The idea of police drones flying over Nevada has attracted a great deal of media and public attention over the past few weeks even though no drones are FAA-licensed for use in our state.
One reason is that in February Congress passed a bill, then signed by President Obama, requiring the Federal Aviation Administration to publish regulations within 90 days making it easier and faster for drone licenses to be issued. And it wasn’t as if there weren’t any already. Currently there are about 300 Certificates of Authorizations (COA), and that 42 of them have been issued to public entities. The FAA has issued 700 to 750 COAs since 2006.
The second reason is that Nevadans can easily see especially larger police departments in the state, such as Las Vegas Metro, Reno, Washoe County, and North Las Vegas, etc., acquiring drone technology. Certainly they have enough money, and Nevada police departments are not shy about using new technologies, such as cellphone tracking or posted cameras that can see things seven blocks away. In addition, one look at which other police departments have drones makes it obvious that Nevada’s could, too. Those other police forces include Arlington (Texas), North Little Rock (Ark.), Gadsden (Ala.), Mesa County (Ariz.), Miami-Dade County (Fla.), Ogden (Utah), Seattle (Wash.), and Orange County (Calif.).

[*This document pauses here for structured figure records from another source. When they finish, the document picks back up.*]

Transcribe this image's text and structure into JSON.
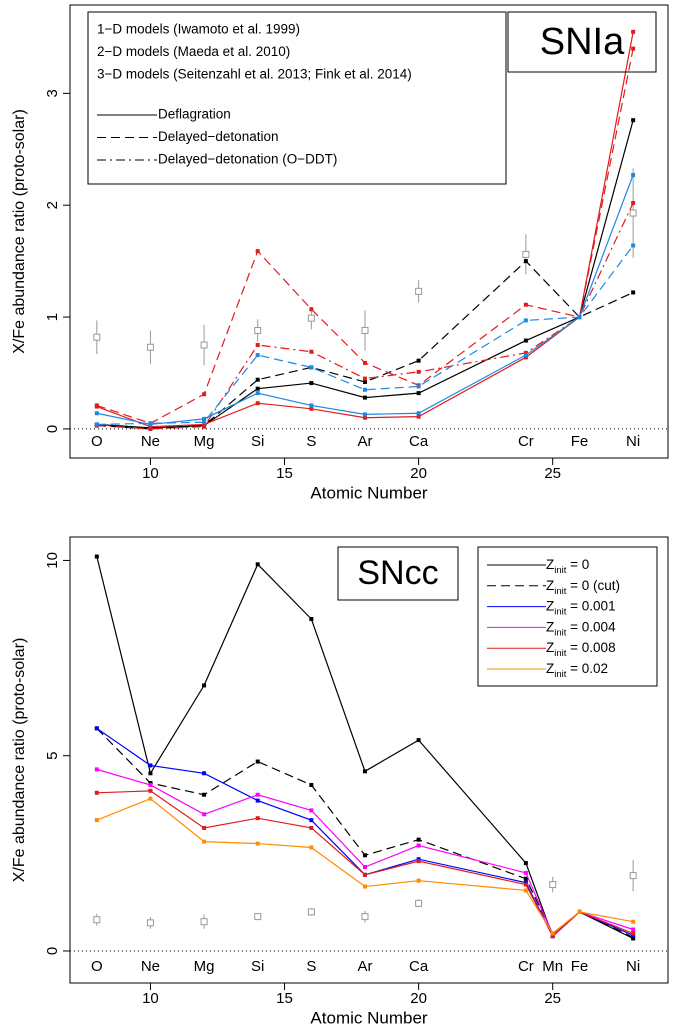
{
  "chart_data": [
    {
      "type": "line",
      "title": "SNIa",
      "x_label": "Atomic Number",
      "y_label": "X/Fe abundance ratio (proto-solar)",
      "xlim": [
        7,
        29.3
      ],
      "ylim": [
        -0.26,
        3.79
      ],
      "xticks": [
        10,
        15,
        20,
        25
      ],
      "yticks": [
        0,
        1,
        2,
        3
      ],
      "hline": 0,
      "x": [
        8,
        10,
        12,
        14,
        16,
        18,
        20,
        24,
        26,
        28
      ],
      "elements": [
        "O",
        "Ne",
        "Mg",
        "Si",
        "S",
        "Ar",
        "Ca",
        "Cr",
        "Fe",
        "Ni"
      ],
      "model_groups": [
        {
          "label": "1−D models (Iwamoto et al. 1999)",
          "color": "#000000"
        },
        {
          "label": "2−D models (Maeda et al. 2010)",
          "color": "#e41a1c"
        },
        {
          "label": "3−D models (Seitenzahl et al. 2013; Fink et al. 2014)",
          "color": "#1e88e5"
        }
      ],
      "line_styles": [
        {
          "label": "Deflagration",
          "dash": "solid"
        },
        {
          "label": "Delayed−detonation",
          "dash": "dashed"
        },
        {
          "label": "Delayed−detonation (O−DDT)",
          "dash": "dotdash"
        }
      ],
      "series": [
        {
          "color": "#000000",
          "dash": "solid",
          "values": [
            0.04,
            0.01,
            0.03,
            0.36,
            0.41,
            0.28,
            0.32,
            0.79,
            1,
            2.76
          ]
        },
        {
          "color": "#000000",
          "dash": "dashed",
          "values": [
            0.03,
            0.0,
            0.03,
            0.44,
            0.55,
            0.42,
            0.61,
            1.5,
            1,
            1.22
          ]
        },
        {
          "color": "#e41a1c",
          "dash": "solid",
          "values": [
            0.2,
            0.02,
            0.04,
            0.23,
            0.18,
            0.1,
            0.11,
            0.64,
            1,
            3.55
          ]
        },
        {
          "color": "#e41a1c",
          "dash": "dashed",
          "values": [
            0.21,
            0.05,
            0.31,
            1.59,
            1.07,
            0.59,
            0.39,
            1.11,
            1,
            3.4
          ]
        },
        {
          "color": "#e41a1c",
          "dash": "dotdash",
          "values": [
            0.03,
            0.0,
            0.02,
            0.75,
            0.69,
            0.45,
            0.51,
            0.68,
            1,
            2.02
          ]
        },
        {
          "color": "#1e88e5",
          "dash": "solid",
          "values": [
            0.14,
            0.04,
            0.09,
            0.32,
            0.21,
            0.13,
            0.14,
            0.66,
            1,
            2.27
          ]
        },
        {
          "color": "#1e88e5",
          "dash": "dashed",
          "values": [
            0.04,
            0.05,
            0.06,
            0.66,
            0.55,
            0.35,
            0.38,
            0.97,
            1,
            1.64
          ]
        }
      ],
      "observed": {
        "color": "#999999",
        "x": [
          8,
          10,
          12,
          14,
          16,
          18,
          20,
          24,
          28
        ],
        "values": [
          0.82,
          0.73,
          0.75,
          0.88,
          0.99,
          0.88,
          1.23,
          1.56,
          1.93
        ],
        "errors": [
          0.15,
          0.15,
          0.18,
          0.1,
          0.1,
          0.18,
          0.1,
          0.18,
          0.4
        ]
      }
    },
    {
      "type": "line",
      "title": "SNcc",
      "x_label": "Atomic Number",
      "y_label": "X/Fe abundance ratio (proto-solar)",
      "xlim": [
        7,
        29.3
      ],
      "ylim": [
        -0.82,
        10.6
      ],
      "xticks": [
        10,
        15,
        20,
        25
      ],
      "yticks": [
        0,
        5,
        10
      ],
      "hline": 0,
      "x": [
        8,
        10,
        12,
        14,
        16,
        18,
        20,
        24,
        25,
        26,
        28
      ],
      "elements": [
        "O",
        "Ne",
        "Mg",
        "Si",
        "S",
        "Ar",
        "Ca",
        "Cr",
        "Mn",
        "Fe",
        "Ni"
      ],
      "series": [
        {
          "name": {
            "main": "Z",
            "sub": "init",
            "rest": " = 0"
          },
          "color": "#000000",
          "dash": "solid",
          "values": [
            10.1,
            4.55,
            6.8,
            9.9,
            8.5,
            4.6,
            5.4,
            2.25,
            0.38,
            1.0,
            0.32
          ]
        },
        {
          "name": {
            "main": "Z",
            "sub": "init",
            "rest": " = 0 (cut)"
          },
          "color": "#000000",
          "dash": "dashed",
          "values": [
            5.7,
            4.3,
            4.0,
            4.85,
            4.25,
            2.45,
            2.85,
            1.85,
            0.45,
            1.0,
            0.35
          ]
        },
        {
          "name": {
            "main": "Z",
            "sub": "init",
            "rest": " = 0.001"
          },
          "color": "#0000ff",
          "dash": "solid",
          "values": [
            5.7,
            4.75,
            4.55,
            3.85,
            3.35,
            1.95,
            2.35,
            1.75,
            0.38,
            1.0,
            0.4
          ]
        },
        {
          "name": {
            "main": "Z",
            "sub": "init",
            "rest": " = 0.004"
          },
          "color": "#ff00ff",
          "dash": "solid",
          "values": [
            4.65,
            4.25,
            3.5,
            4.0,
            3.6,
            2.15,
            2.7,
            2.0,
            0.42,
            1.0,
            0.55
          ]
        },
        {
          "name": {
            "main": "Z",
            "sub": "init",
            "rest": " = 0.008"
          },
          "color": "#e41a1c",
          "dash": "solid",
          "values": [
            4.05,
            4.1,
            3.15,
            3.4,
            3.15,
            1.95,
            2.3,
            1.7,
            0.38,
            1.0,
            0.45
          ]
        },
        {
          "name": {
            "main": "Z",
            "sub": "init",
            "rest": " = 0.02"
          },
          "color": "#ff8c00",
          "dash": "solid",
          "values": [
            3.35,
            3.9,
            2.8,
            2.75,
            2.65,
            1.65,
            1.8,
            1.55,
            0.45,
            1.0,
            0.75
          ]
        }
      ],
      "observed": {
        "color": "#999999",
        "x": [
          8,
          10,
          12,
          14,
          16,
          18,
          20,
          25,
          28
        ],
        "values": [
          0.8,
          0.72,
          0.75,
          0.88,
          1.0,
          0.88,
          1.22,
          1.7,
          1.93
        ],
        "errors": [
          0.15,
          0.15,
          0.18,
          0.08,
          0.1,
          0.15,
          0.1,
          0.2,
          0.4
        ]
      }
    }
  ]
}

The third reason is that drones have caught the attention of the general interest mass media: ranging from “Here’s Looking at You,” an article in the May 14, 2012, issue of The New Yorker magazine, to, in Las Vegas, being covered in several different ways by Channel 3 reporters and commentators.
The national ACLU issued a report in December 2011, “Protecting Privacy From Aerial Surveillance: Recommendations for Government Use of Drone Aircraft.” It outlines ways in which drones already are used by American governments, such as along the U.S.-Mexican border, and ways that local police could. It’s an ominous picture, frankly. The report outlines the ACLU’s specific concerns about police use of drones: “mission creep” (a drone initially bought for search-and-rescue is later used to hover continuously over a crime suspect’s house); tracking (like cellphone tracking or putting a GPS device on a citizen’s car); and new uses (such as potentially controlling protesters, stopping a fleeing vehicle, or even deploying weapons). The report asserted obvious or potential effects of police drone use: chilling effects on the public (people behave differently when watched, and not always for the better); voyeurism by rogue police; discriminatory targeting (e.g. racial profiling); institutional abuse, such as police chiefs or sheriffs deciding to spy on protesters; and problems of automated enforcement (drones cannot assess situations involving humans that another human can).

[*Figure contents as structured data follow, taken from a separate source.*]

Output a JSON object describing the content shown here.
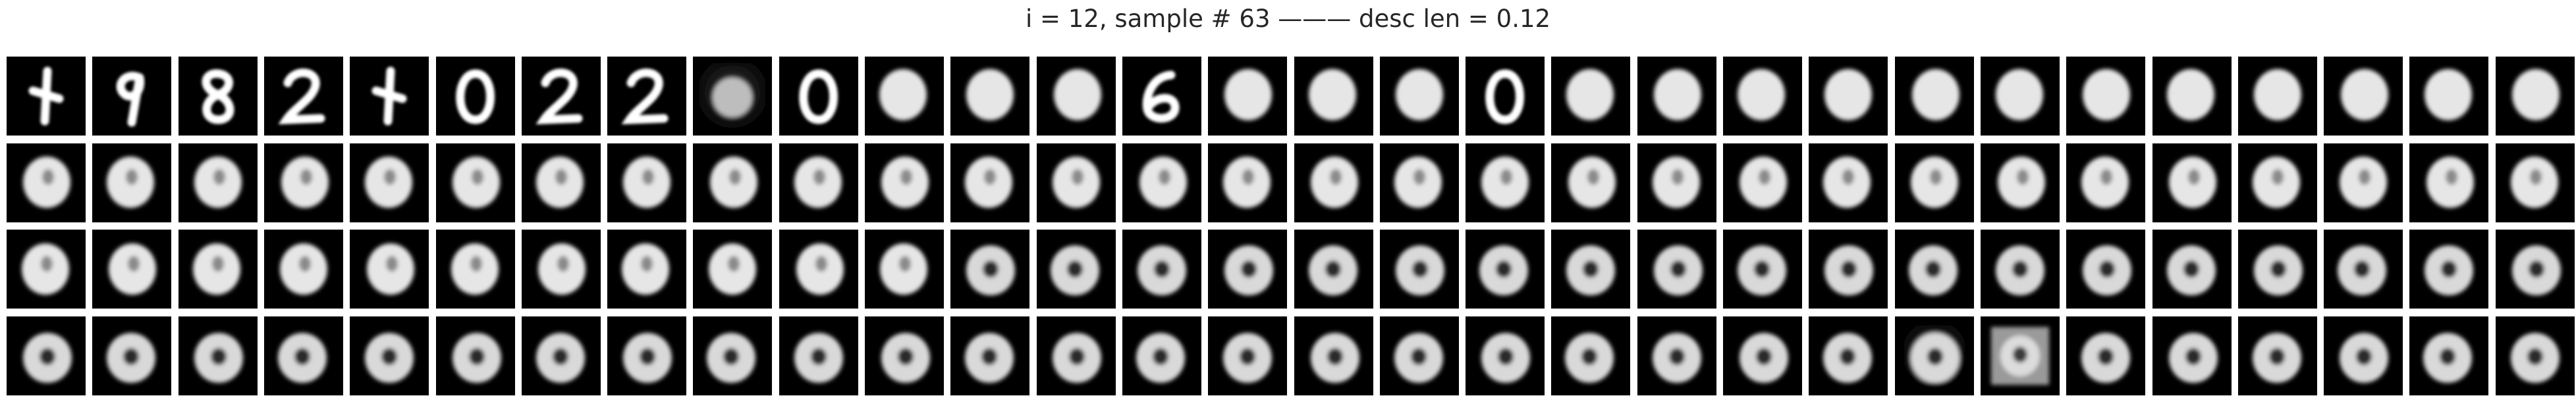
{
  "title": "i = 12, sample # 63 ——— desc len = 0.12",
  "grid": {
    "rows": 4,
    "columns": 30,
    "background_color": "#ffffff",
    "tile_background": "#000000",
    "tile_foreground": "#ffffff"
  },
  "tiles": [
    [
      "digit-1",
      "digit-9",
      "digit-8",
      "digit-2",
      "digit-1",
      "digit-0",
      "digit-2",
      "digit-2",
      "fuzzy-blob",
      "digit-0",
      "blob",
      "blob",
      "blob",
      "digit-6",
      "blob",
      "blob",
      "blob",
      "digit-0",
      "blob",
      "blob",
      "blob",
      "blob",
      "blob",
      "blob",
      "blob",
      "blob",
      "blob",
      "blob",
      "blob",
      "blob"
    ],
    [
      "blob",
      "blob",
      "blob",
      "blob",
      "blob",
      "blob",
      "blob",
      "blob",
      "blob",
      "blob",
      "blob",
      "blob",
      "blob",
      "blob",
      "blob",
      "blob",
      "blob",
      "blob",
      "blob",
      "blob",
      "blob",
      "blob",
      "blob",
      "blob",
      "blob",
      "blob",
      "blob",
      "blob",
      "blob",
      "blob"
    ],
    [
      "blob",
      "blob",
      "blob",
      "blob",
      "blob",
      "blob",
      "blob",
      "blob",
      "blob",
      "blob",
      "blob",
      "ring",
      "ring",
      "ring",
      "ring",
      "ring",
      "ring",
      "ring",
      "ring",
      "ring",
      "ring",
      "ring",
      "ring",
      "ring",
      "ring",
      "ring",
      "ring",
      "ring",
      "ring",
      "ring"
    ],
    [
      "ring",
      "ring",
      "ring",
      "ring",
      "ring",
      "ring",
      "ring",
      "ring",
      "ring",
      "ring",
      "ring",
      "ring",
      "ring",
      "ring",
      "ring",
      "ring",
      "ring",
      "ring",
      "ring",
      "ring",
      "ring",
      "ring",
      "fuzzy-ring",
      "fuzzy-square",
      "ring",
      "ring",
      "ring",
      "ring",
      "ring",
      "ring"
    ]
  ]
}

The national and Nevada ACLU recommend usage restrictions on police drones (such as not being used for mass surveillance or monitoring of First Amendment-protected activities); image retention restrictions; public input into, and public notice of, overall deployment policies; and auditing/effectiveness tracking.
Not only are those steps good public policy in a functioning democracy, but Fourth Amendment law may be helpful. While the U.S. Supreme Court has not taken a position on limits of unmanned aircraft, it stated in Dow Chemical v. US (1986), “surveillance of private property by using highly sophisticated surveillance equipment not generally available to the public, such as satellite technology, might be constitutionally proscribed absent a [search] warrant.” And in January’s decision in United States v. Jones, the U.S. Supreme Court prohibited attaching a GPS device to car for 28 days and said that surveillance without trespassing still may be an “unconstitutional invasion of privacy.”